快楽と歪む人間
リオンと一緒にいる事になるなんて考えもしなかった。この年齢になって『人を好きになる』事を突きつけられるなんて、誰も思わないでしょう?
私が一番、そう実感している。そんな事を考えていると、ベッドの上で座る私の頬に手を伸ばし、見つめてきた。
「何を考えているのですか? 僕の事しか考えられないようにしてほしい?」
「なっ」
リオンの言葉はまだ若いのに色気を放ちながら、瞳の奥が光っている。まるで獲物を狙う猛獣のような鋭さ。今なら逃げ出す事が出来る。防衛本能と言うのだろうか、逃げ出したくなる。恐怖心を感じてしまうのに、身体はそれを求めていない。
動く事が出来ない──フリーズしている私。
「可愛いですね。本当に貴女って人は……」
ため息交じりで言葉を放つと、スッと瞼にキスを落としてくる。次第に深くなっていく事に恥ずかしさを感じて、変な声が出てしまう。そんな非現実的な自分を肯定出来ずに、流されてしまう私がいる。
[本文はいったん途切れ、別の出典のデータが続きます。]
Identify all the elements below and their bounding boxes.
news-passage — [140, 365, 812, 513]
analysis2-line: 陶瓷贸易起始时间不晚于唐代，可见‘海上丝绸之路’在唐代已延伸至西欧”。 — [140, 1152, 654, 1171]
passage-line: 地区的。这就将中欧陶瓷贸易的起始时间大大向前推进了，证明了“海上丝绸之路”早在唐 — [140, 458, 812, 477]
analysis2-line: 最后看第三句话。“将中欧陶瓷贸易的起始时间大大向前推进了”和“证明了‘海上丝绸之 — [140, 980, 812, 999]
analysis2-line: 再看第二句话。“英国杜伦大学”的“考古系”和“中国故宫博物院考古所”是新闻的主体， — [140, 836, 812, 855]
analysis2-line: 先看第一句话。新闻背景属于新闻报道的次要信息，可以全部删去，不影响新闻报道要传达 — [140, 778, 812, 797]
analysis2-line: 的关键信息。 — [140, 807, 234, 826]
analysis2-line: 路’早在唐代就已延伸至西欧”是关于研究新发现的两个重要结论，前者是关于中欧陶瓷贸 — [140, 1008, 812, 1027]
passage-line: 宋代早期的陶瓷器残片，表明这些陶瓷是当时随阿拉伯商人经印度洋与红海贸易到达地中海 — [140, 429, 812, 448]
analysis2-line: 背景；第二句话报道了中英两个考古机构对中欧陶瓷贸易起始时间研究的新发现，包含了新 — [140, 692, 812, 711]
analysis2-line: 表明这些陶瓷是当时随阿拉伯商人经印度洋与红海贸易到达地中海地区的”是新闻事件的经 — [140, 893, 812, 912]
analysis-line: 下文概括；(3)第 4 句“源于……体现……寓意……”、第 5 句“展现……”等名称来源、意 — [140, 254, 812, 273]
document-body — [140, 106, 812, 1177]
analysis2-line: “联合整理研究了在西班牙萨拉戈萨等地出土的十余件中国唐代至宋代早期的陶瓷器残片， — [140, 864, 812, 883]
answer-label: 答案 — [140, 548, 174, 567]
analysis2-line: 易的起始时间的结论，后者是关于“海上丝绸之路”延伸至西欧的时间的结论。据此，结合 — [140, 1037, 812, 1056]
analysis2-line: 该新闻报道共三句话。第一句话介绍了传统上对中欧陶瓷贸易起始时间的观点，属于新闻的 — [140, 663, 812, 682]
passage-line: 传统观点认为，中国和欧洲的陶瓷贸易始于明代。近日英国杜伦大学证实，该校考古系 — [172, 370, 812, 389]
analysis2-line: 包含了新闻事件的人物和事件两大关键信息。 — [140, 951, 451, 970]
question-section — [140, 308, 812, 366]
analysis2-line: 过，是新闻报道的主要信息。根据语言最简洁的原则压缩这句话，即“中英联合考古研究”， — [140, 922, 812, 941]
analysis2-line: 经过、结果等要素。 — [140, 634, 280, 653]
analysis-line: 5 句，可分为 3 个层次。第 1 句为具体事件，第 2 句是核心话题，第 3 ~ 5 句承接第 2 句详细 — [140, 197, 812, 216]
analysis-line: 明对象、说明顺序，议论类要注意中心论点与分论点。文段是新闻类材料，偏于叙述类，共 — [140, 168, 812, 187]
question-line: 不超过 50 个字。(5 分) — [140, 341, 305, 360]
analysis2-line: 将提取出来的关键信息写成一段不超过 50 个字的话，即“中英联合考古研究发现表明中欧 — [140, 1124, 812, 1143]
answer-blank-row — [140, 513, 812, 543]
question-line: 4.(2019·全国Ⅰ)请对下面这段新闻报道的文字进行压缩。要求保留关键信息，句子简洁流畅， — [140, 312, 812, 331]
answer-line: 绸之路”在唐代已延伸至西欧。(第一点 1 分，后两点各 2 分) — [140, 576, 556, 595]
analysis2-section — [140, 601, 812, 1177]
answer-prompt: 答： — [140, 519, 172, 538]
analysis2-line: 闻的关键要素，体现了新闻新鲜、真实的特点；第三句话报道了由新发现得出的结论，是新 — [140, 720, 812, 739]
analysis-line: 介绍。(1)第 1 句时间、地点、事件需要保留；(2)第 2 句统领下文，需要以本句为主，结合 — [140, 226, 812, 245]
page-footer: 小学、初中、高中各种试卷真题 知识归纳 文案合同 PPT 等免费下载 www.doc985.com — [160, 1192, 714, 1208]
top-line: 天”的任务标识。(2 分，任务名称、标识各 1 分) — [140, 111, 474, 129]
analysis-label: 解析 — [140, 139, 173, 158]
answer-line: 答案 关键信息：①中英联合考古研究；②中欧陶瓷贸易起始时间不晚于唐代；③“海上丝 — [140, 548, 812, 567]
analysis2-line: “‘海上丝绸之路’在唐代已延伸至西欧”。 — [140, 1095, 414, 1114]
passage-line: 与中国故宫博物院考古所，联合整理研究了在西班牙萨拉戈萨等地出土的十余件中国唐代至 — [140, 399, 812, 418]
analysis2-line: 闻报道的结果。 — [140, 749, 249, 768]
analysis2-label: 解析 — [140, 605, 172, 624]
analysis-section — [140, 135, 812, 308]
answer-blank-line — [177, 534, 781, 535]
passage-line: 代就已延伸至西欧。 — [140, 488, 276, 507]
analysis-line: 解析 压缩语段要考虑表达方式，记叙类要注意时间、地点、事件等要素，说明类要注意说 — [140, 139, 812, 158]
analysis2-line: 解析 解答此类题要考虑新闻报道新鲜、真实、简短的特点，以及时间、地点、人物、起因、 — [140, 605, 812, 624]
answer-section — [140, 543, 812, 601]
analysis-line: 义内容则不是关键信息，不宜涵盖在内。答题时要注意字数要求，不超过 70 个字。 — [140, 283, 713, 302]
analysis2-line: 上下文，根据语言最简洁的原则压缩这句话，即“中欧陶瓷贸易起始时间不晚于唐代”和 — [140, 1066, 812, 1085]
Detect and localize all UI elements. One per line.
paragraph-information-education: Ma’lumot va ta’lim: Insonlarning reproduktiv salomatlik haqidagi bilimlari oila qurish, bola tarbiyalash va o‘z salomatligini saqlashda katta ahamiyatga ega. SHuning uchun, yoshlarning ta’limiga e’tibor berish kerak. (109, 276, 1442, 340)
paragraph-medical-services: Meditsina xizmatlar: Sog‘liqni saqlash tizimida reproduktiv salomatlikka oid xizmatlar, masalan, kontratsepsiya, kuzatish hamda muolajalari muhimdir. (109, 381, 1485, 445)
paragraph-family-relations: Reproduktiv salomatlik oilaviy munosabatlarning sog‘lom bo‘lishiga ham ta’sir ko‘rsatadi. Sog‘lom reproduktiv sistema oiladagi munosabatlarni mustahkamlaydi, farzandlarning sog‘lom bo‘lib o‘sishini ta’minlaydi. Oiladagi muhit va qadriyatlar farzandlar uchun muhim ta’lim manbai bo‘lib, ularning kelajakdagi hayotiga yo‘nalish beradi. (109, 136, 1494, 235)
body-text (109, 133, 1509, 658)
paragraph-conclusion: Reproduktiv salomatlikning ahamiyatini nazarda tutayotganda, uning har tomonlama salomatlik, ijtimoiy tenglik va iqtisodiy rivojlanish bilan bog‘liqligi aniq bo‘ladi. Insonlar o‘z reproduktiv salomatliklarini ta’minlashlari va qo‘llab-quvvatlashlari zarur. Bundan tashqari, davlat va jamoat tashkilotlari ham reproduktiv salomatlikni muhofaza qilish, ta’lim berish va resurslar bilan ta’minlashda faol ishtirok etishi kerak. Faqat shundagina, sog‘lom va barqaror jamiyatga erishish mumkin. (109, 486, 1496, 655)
大人の振りをしても、彼には敵わない。自分の中で勝ち負けをつけている気なんてなかったけど、どうしても悔しくて、今の表情を見られたくない一心で顔を隠す。
「隠さないで、僕にもっと見せて」
リオンは私の手を軽く握ると、素の私を、心を直視しようとしてきている。いつもじゃじゃ馬で、気が強い、それが私だったはずなのに、こんな『女』の顔を見せてしまう自分が悔しくて、もどかしくて仕方ない。
「リオ……っ」
続きの言葉を塞ぐように、深く口づけられる。んん、と子供の泣き声のような声を止める事が出来ない、止め方が分からない。